Review Summary: Baby, it's a violent world
Viva La Vida transports me to a golden age of renaissance. Horse-drawn carriages trot through lamp-lit cobblestone village streets that are packed with flourishing markets, troubadours singing from balconies of stone buildings that overlook canals, artists sitting in front of large canvasses painting fruit baskets, and somewhere – off on a foggy hill – a gated castle that is both comforting and imposing. How much of this imagery is based upon actual historical context versus fictional media is unbeknownst to me, but real or imaginary,
Viva La Vida represents a simpler past that was also somehow more magnificent. From the moment the opening strings of ‘Life In Technicolor’ are plucked, I’m a helpless passenger caught in this album’s colorful updraft; the melodies swirl around me, lift me off my feet, and carry me away.
Coldplay may have stumbled into some sort of antiquated wormhole, but the music is timeless. The title track – which is far more tragic than its harmonious strings let on – brings to mind the downfall of the Roman empire: “I used to rule the world, seas would rise when I gave the word…I used to roll the dice, feel the fear in my enemy's eyes…I discovered that my castles stand, upon pillars of salt and pillars of sand.” These are far-reaching passages that have obvious Biblical roots (for you religious scholars), and while it has a distinct fourteenth century feel to it, the aura of decline is just as relevant today. ‘Violet Hill’ is also an immensely bleak tune; it describes a future time where an authoritative government/media – simultaneously fueled and veiled by false religion (“when the banks became cathedrals, and a fox became God” – reigns mighty: “priests clutched onto bibles, hollowed out to fit their rifles.” Although Chris Martin sings about it all in the past tense, as if describing some long bygone era, it’s clear he’s keenly alluding to something more broadly ominous. As the track winds down to a trickling piano, a picture is painted of a couple sitting silent in the snow after a man tells his lover that he’s off to fight in a war. ‘Violet Hill’ evokes everything from the Crusades to World War II, but again, the implications are universal. Most pop bands never approach this level of transcendence; Coldplay never did again either, and that’s why
Viva La Vida’s imprint can still be felt twelve years later.
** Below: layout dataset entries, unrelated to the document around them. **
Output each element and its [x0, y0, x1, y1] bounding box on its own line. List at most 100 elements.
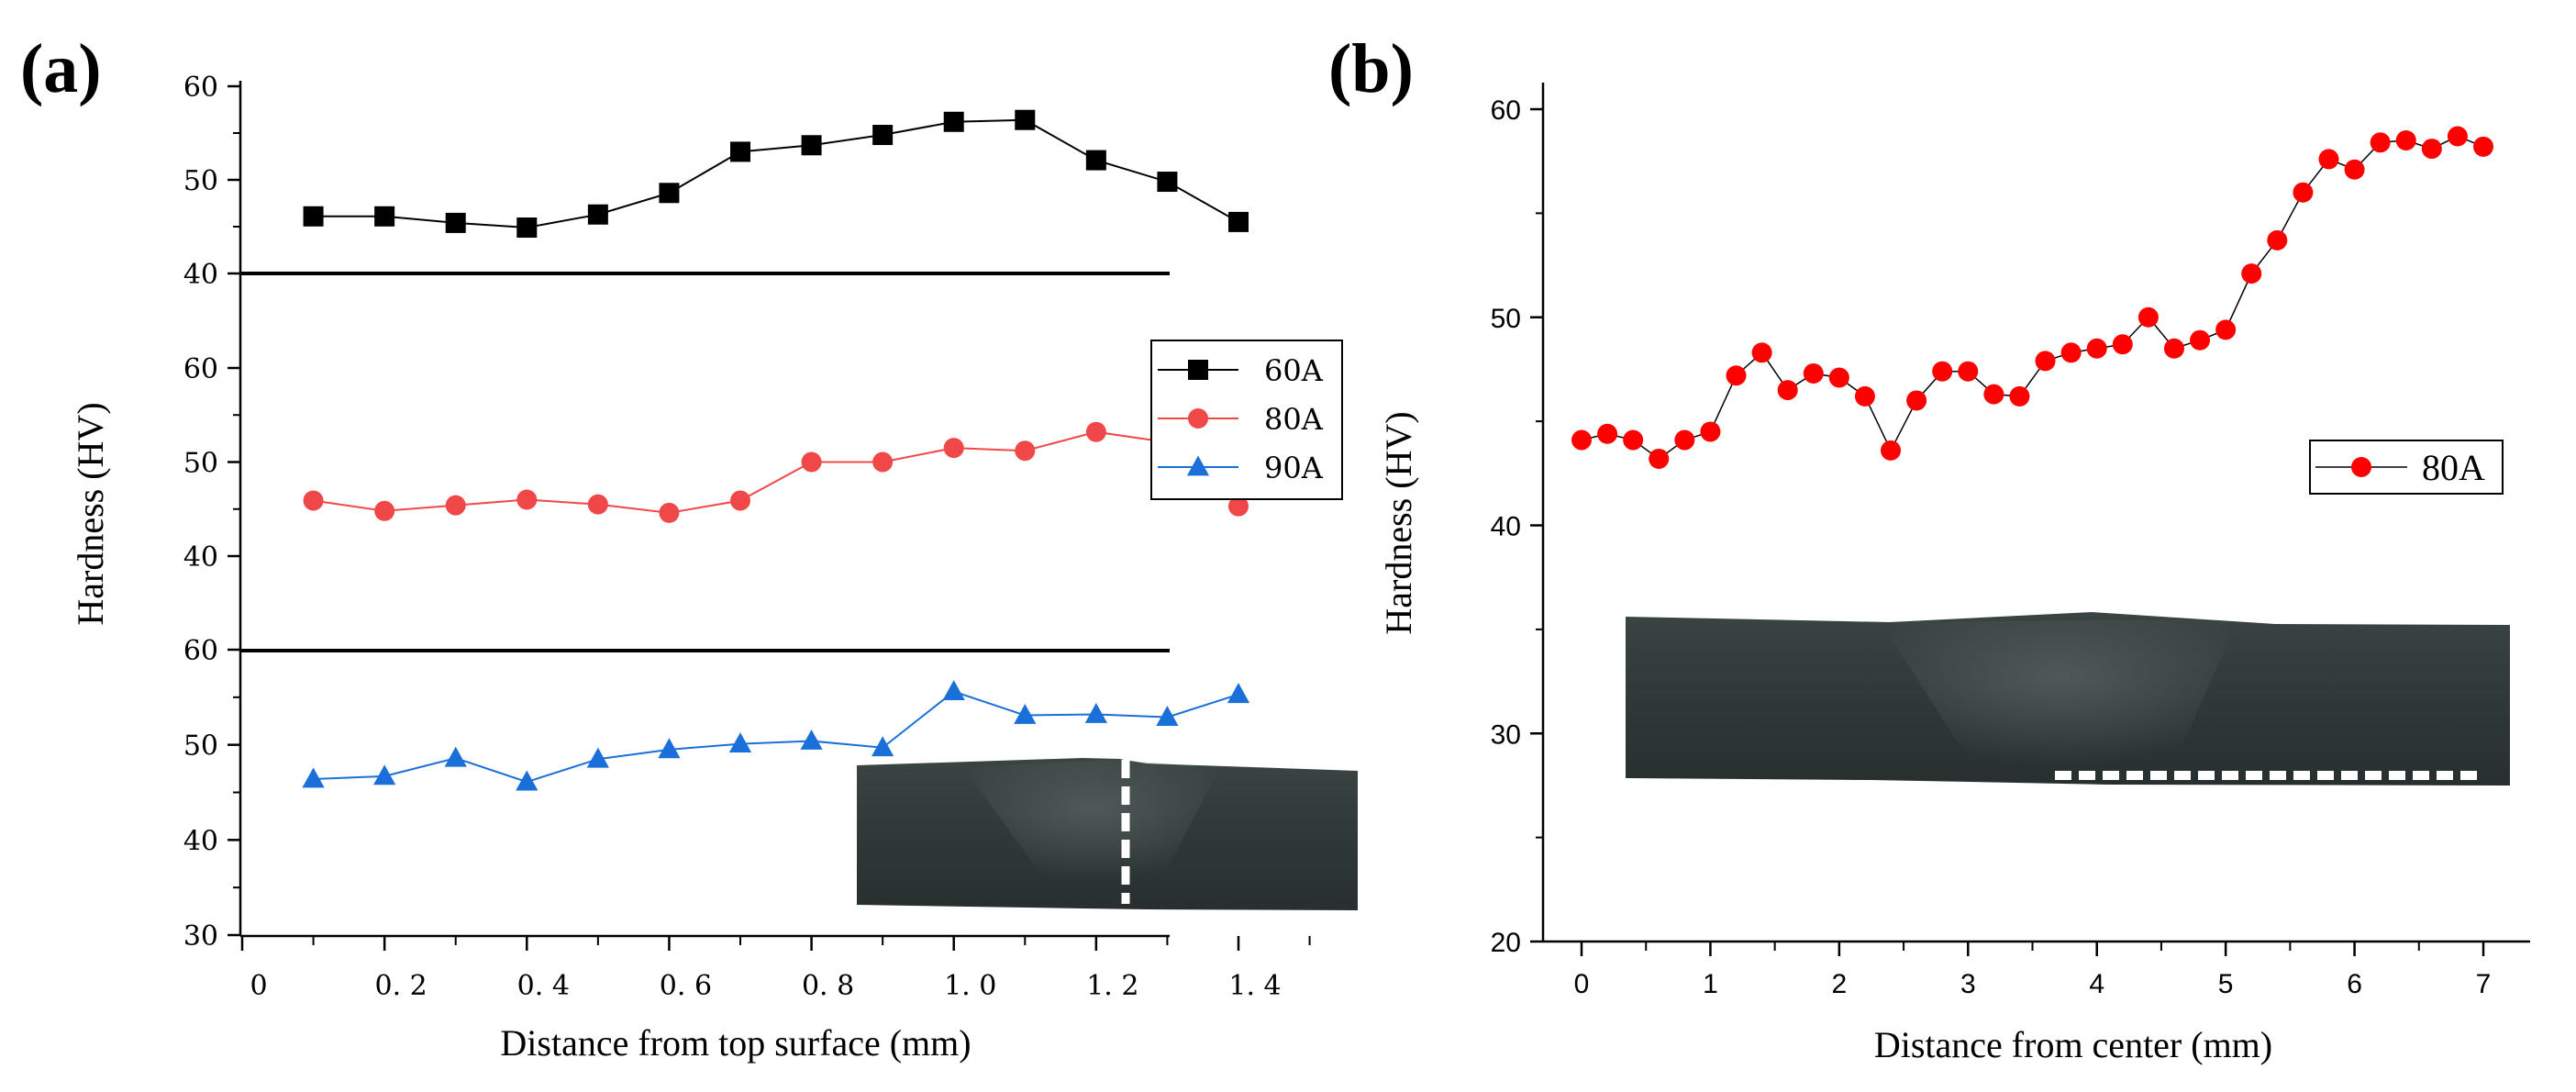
- data-point-80A-b: [1751, 342, 1772, 363]
- data-point-80A-b: [1906, 390, 1927, 411]
- legend-label-80A-b: 80A: [2422, 447, 2485, 488]
- sample-image-b: [1626, 612, 2510, 786]
- legend-marker-80A-b: [2351, 457, 2371, 477]
- y-tick-label-a: 40: [183, 825, 218, 857]
- data-point-80A: [516, 489, 538, 510]
- data-point-60A: [943, 111, 964, 132]
- data-point-60A: [1228, 211, 1249, 232]
- x-tick-label-b: 4: [2089, 969, 2104, 999]
- panel-a: 40 50 60 40 50 60 30 40 50 60 0 0. 2 0. 4 0. 6 0. 8 1. …: [70, 72, 1358, 1064]
- data-point-80A-b: [2370, 132, 2391, 153]
- data-point-80A-b: [1803, 362, 1824, 384]
- y-tick-label-a: 50: [183, 165, 218, 197]
- y-tick-label-a: 50: [183, 730, 218, 763]
- series-line-80A-b: [1581, 135, 2484, 460]
- series-line-60A: [313, 118, 1239, 229]
- x-tick-label-a: 1. 4: [1228, 970, 1281, 1002]
- data-point-80A-b: [2318, 149, 2339, 170]
- data-point-80A-b: [1881, 440, 1902, 461]
- x-tick-label-b: 3: [1960, 969, 1976, 999]
- panel-label-a: (a): [20, 30, 102, 107]
- x-tick-label-a: 0: [250, 970, 267, 1002]
- data-point-60A: [1157, 172, 1178, 193]
- data-point-90A: [658, 738, 681, 759]
- y-tick-label-b: 50: [1491, 304, 1521, 334]
- series-line-90A: [313, 690, 1239, 784]
- legend-marker-90A: [1186, 455, 1210, 476]
- data-point-80A-b: [2447, 126, 2468, 147]
- data-point-80A-b: [1623, 429, 1644, 451]
- x-tick-label-a: 0. 4: [517, 970, 570, 1002]
- x-tick-label-b: 6: [2347, 969, 2362, 999]
- data-point-80A: [303, 490, 324, 511]
- data-point-80A-b: [2473, 136, 2493, 157]
- data-point-90A: [516, 770, 539, 791]
- x-tick-label-a: 1. 0: [944, 970, 996, 1002]
- data-point-60A: [801, 135, 822, 156]
- data-point-90A: [942, 680, 965, 701]
- panel-label-b: (b): [1328, 30, 1414, 107]
- data-point-80A: [730, 490, 750, 511]
- x-tick-label-a: 0. 6: [660, 970, 712, 1002]
- data-point-80A: [801, 451, 822, 473]
- sample-image-a: [857, 758, 1358, 910]
- data-point-90A: [1014, 703, 1037, 724]
- data-point-80A-b: [2009, 385, 2030, 407]
- y-tick-label-b: 20: [1491, 928, 1521, 958]
- y-tick-label-a: 60: [183, 353, 218, 385]
- x-tick-label-b: 1: [1703, 969, 1718, 999]
- data-point-80A-b: [2395, 130, 2416, 151]
- data-point-80A: [374, 500, 395, 521]
- data-point-60A: [587, 204, 608, 225]
- data-point-60A: [303, 206, 324, 227]
- data-point-90A: [1156, 706, 1179, 727]
- data-point-80A-b: [2344, 159, 2365, 180]
- data-point-80A-b: [2293, 182, 2314, 203]
- data-point-60A: [1015, 109, 1036, 130]
- panel-b: 20 30 40 50 60 0 1 2 3 4 5 6 7 Distance from center (…: [1378, 83, 2530, 1065]
- data-point-80A-b: [1854, 385, 1875, 407]
- y-axis-title-b: Hardness (HV): [1378, 411, 1419, 634]
- legend-marker-60A: [1188, 360, 1208, 380]
- y-tick-label-a: 60: [183, 635, 218, 667]
- data-point-90A: [872, 736, 894, 757]
- x-axis-title-a: Distance from top surface (mm): [500, 1022, 971, 1064]
- data-point-80A-b: [2112, 334, 2133, 355]
- data-point-80A-b: [2086, 338, 2107, 359]
- data-point-80A: [659, 502, 680, 523]
- data-point-80A: [872, 451, 894, 473]
- data-point-80A-b: [2421, 139, 2442, 160]
- data-point-80A-b: [1597, 423, 1618, 444]
- y-tick-label-a: 50: [183, 448, 218, 480]
- data-point-80A-b: [1700, 421, 1721, 442]
- data-point-80A-b: [2035, 351, 2056, 372]
- legend-label-80A: 80A: [1264, 402, 1324, 437]
- y-tick-label-a: 40: [183, 259, 218, 291]
- x-tick-label-b: 5: [2218, 969, 2234, 999]
- data-point-80A-b: [1983, 384, 2004, 405]
- data-point-80A-b: [2241, 263, 2262, 284]
- data-point-80A-b: [1958, 361, 1979, 382]
- legend-label-90A: 90A: [1264, 451, 1324, 485]
- data-point-60A: [374, 206, 395, 227]
- series-line-80A: [313, 430, 1239, 514]
- x-tick-label-a: 0. 8: [802, 970, 854, 1002]
- data-point-80A-b: [2060, 342, 2082, 363]
- data-point-80A-b: [2267, 229, 2288, 251]
- data-point-90A: [444, 746, 467, 767]
- data-point-90A: [1084, 702, 1107, 723]
- y-tick-label-b: 60: [1491, 95, 1521, 126]
- data-point-80A: [1015, 440, 1036, 462]
- data-point-80A: [1085, 421, 1106, 442]
- data-point-90A: [302, 767, 325, 788]
- x-tick-label-b: 7: [2476, 969, 2492, 999]
- y-tick-label-a: 60: [183, 72, 218, 104]
- data-point-80A-b: [2163, 338, 2184, 359]
- y-axis-title-a: Hardness (HV): [70, 402, 111, 625]
- data-point-90A: [728, 732, 752, 753]
- x-tick-label-a: 1. 2: [1086, 970, 1138, 1002]
- data-point-80A-b: [2190, 329, 2211, 351]
- legend-label-60A: 60A: [1264, 353, 1324, 388]
- data-point-90A: [586, 747, 609, 768]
It’s remarkable how dreary this album’s stories are able to be amidst such sweeping, uplifting music. Even the most optimistic tracks – ‘Lovers In Japan/Reign of Love’ and ‘Yes’ – feature lyrics about locust winds and dying of loneliness. Misery is one of the most universal human traits, so it actually makes sense for an album that’s aesthetically sprawled across multiple centuries to espouse sadness as its primary emotion. This is a coffin whose final nail is laid by ‘Death and All His Friends’, which fades the album out to gorgeous classical pianos while Martin sings about the endless cycles of violence that plague humanity: “No, I don't want a battle from beginning to end, I don't want a cycle of recycled revenge, I don't wanna follow Death and all of his friends.” Another layer is added when you consider how the lyrical booklet capitalizes Death as an entity, recalling
Relevation 6:1-8’s description of the four horsemen of the apocalypse: Death, Conquest, War and Famine. These are all topics that
VLV dissects at length. Again, this is not your typically cheery Coldplay pop extravaganza – and thank goodness it isn’t.
Every time that the waning moments of ‘Death and All His Friends’ pass through my ears, I feel an overwhelming desire to escape
Viva La Vida’s fantasy renaissance. Something about it draws you in and then drowns you in depression. By the time those final stanzas hit you, it’s not fun anymore. It’s not the pleasant, sunny streets of Rome that I imagined when the record first started. Now it’s laying alone on your death bed, looking back in regret at the bloodshed and greed that runs rampant across the world. It’s about looking at the blood on your own hands and knowing you did nothing to end the cycle.
Viva La Vida is the most beautifully disconcerting pop album I’ve ever listened to, and that’s exactly why it will always cling to relevance. As that harrowing closer comes to an end and begins to transition into a synth loop reminiscent to ‘Life In Technicolor’ – thus bringing
Viva La Vida full circle – it offers a sliver of hope. The cycle doesn’t end with you. Isn’t that an encouraging thought?